342 Not the end of the recognizable world, but merely another spectacular late-September sunset. Oh. Just had a vision of 9/11. Bush aloft in Air Force One, Cheney hidden in the bunker (to ensure continuity of the government in case Bush gets blown up). And where is Junior Senator from Massachusetts? Seems he has commandeered a PT boat and is cruising up and down the Potomac, looking for the enemy. Ha.ha ha.

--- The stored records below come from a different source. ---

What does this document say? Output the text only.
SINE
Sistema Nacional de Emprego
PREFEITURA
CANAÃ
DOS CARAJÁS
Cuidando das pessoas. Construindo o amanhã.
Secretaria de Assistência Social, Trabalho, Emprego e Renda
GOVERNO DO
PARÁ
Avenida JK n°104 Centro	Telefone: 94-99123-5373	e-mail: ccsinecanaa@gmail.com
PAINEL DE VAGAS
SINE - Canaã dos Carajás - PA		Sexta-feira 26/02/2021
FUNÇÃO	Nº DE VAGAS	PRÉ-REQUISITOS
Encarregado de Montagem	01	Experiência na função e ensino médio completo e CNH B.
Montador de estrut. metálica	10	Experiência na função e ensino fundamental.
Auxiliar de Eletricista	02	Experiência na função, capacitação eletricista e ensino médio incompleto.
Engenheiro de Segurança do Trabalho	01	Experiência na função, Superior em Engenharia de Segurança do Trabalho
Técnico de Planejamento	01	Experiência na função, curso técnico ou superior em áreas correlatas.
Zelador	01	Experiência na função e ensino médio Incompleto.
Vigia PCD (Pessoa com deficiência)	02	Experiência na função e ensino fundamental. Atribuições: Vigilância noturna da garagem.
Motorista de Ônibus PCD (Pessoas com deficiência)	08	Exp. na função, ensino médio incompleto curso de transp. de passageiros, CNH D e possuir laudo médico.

341 We lose a few. Even the rhododendrons drop a few leaves in autumn. ("Autumn" being a fancy name for fall.) There is great beauty in death, in the dying off of things, providing one choose to look at life this way. It is not always easy to do so. There is great sadness there, too. One of the chief things the Japanese enjoy about the cherry trees is the ephemeral nature of their blooms. It gives them, especially the Buddhists, a reminder of the fleeting nature of things. True, this is sad, but it also beautiful. Life is short, and this is the nature of things. Life . . . passes. I think the Christian idea of heaven is really a concept of hell. For instance, thing of all your relatives and loved ones "waiting" for you, up on a cloud (so to speak). Impossible as it is to envision, to conceive, it is also horrible. I think the idea of life truly passing and there be nothing but silence and the absence of pain in the so-called future is not at all bad. It think it may be something to look forward to--if that is not an oxymoron of the first order. If not the first order, surely the second.